Untuk mengatasi hal ini, pada konteks kebijakan makro, bukanlah perkara gampang. Diperlukan sebuah terobosan yang radikal, baik pada konteks kebijakan maupun atau regulasi. Meski demikian, bukan berarti pemerintah harus mati angin. Dalam konteks penegakan hukum, pemerintah bisa menjerat para spekulan (yang terbukti melakukan penimbunan barang) dengan tindak pidana ekonomi. Instrumen hukum untuk menjerat para spekulan dengan sangkaan tindak pidana ekonomi sangatlah kuat. Tinggal pemerintah, khususnya aparat penegak hukum, punya nyali atau tidak. Tanpa jerat tindak pidana ekonomi, dengan hukuman pidana yang setimpal, tidak akan timbul efek jera bagi pelakunya. Secara mendesak, perbaikan infrastruktur vital, seperti perbaikan jalan, jembatan, dan pelabuhan, tak bisa ditunda. Kondisi infrastruktur yang buruk mengakibatkan ekonomi biaya tinggi, yakni naiknya ongkos produksi bagi pelaku usaha, dan efek paling konkret adalah konsumen akhir. Tingginya dana subsidi bahan bakar minyak (BBM), yang tak kurang dari Rp 200 triliun, seharusnya bisa dialokasikan untuk perbaikan dan pembangunan infrastruktur. Tetapi apa lacur, kalangan “koboi Senayan” telah menyandera kebijakan subsidi BBM menjadi kepentingan politik jangka pendek.

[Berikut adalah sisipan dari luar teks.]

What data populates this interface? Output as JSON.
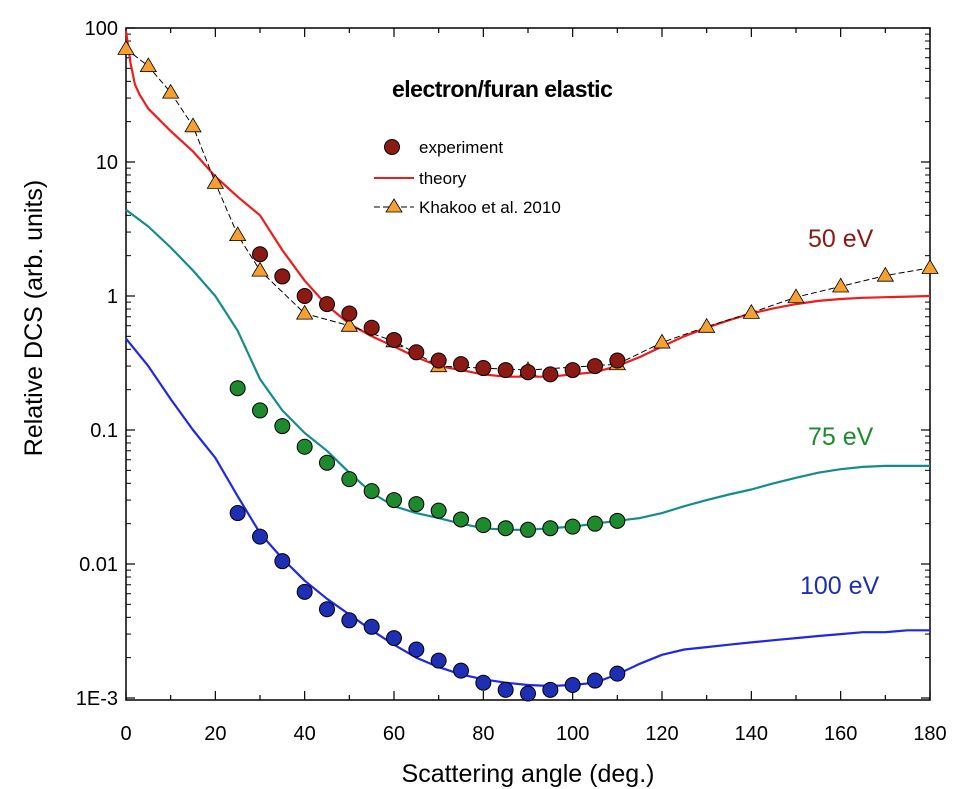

Dari sisi ekonomi makro, harus mulai dipikirkan dengan sangat keras, yakni bagaimana mengembalikan kehadiran negara terhadap kebijakan bahan pokok. Pemerintah harus membuat badan penyangga (semacam Bulog), sehingga jika terjadi gejolak pada bahan pokok tersebut, baik karena pasokan maupun harga, pemerintah bisa intervensi langsung. 

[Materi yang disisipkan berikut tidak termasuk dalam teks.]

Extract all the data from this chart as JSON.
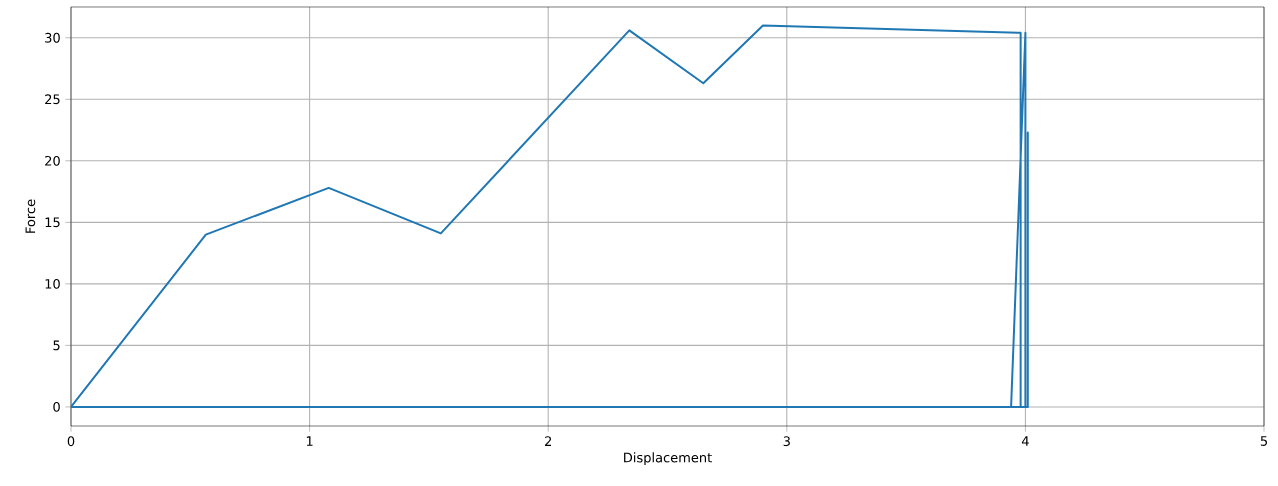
{
  "chart_data": {
    "type": "line",
    "xlabel": "Displacement",
    "ylabel": "Force",
    "xlim": [
      0,
      5
    ],
    "ylim": [
      -1.55,
      32.5
    ],
    "xticks": [
      0,
      1,
      2,
      3,
      4,
      5
    ],
    "yticks": [
      0,
      5,
      10,
      15,
      20,
      25,
      30
    ],
    "grid": true,
    "line_style": "solid",
    "marker": "none",
    "series": [
      {
        "color": "#1f77b4",
        "x": [
          0,
          0.565,
          1.08,
          1.55,
          2.34,
          2.65,
          2.9,
          3.98,
          3.98,
          3.88,
          3.94,
          4.0,
          4.0,
          4.01,
          4.01,
          4.01
        ],
        "values": [
          0,
          14,
          17.8,
          14.1,
          30.6,
          26.3,
          31,
          30.4,
          0,
          0,
          0,
          30.4,
          0,
          0,
          22.3,
          0
        ]
      },
      {
        "color": "#1f77b4",
        "x": [
          4.01,
          0
        ],
        "values": [
          0,
          0
        ]
      }
    ]
  }
}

Tidak seperti sekarang, pemerintah justru hanya menjadi penonton belaka. Lihatlah negeri seperti Malaysia, dan bahkan Australia, yang mempunyai regulasi yang bernama Price Control Act. Dengan regulasi semacam ini, kedua pemerintah negeri jiran itu bisa melakukan intervensi langsung terhadap sembilan bahan pokok, di antaranya telur, daging, minyak goreng, bahkan susu. Pemerintah, dan juga kalangan DPR, harus mulai melek matanya, bagaimana mengurangi--bahkan kalau perlu menghilangkan--kebijakan mekanisme pasar pada harga dan pasokan bahan kebutuhan pokok.

Bagaimana mungkin komoditas yang menyangkut hidup-matinya warga negara justru diserahkan kepada mekanisme pasar, yang jelas-jelas sangat kapitalistik?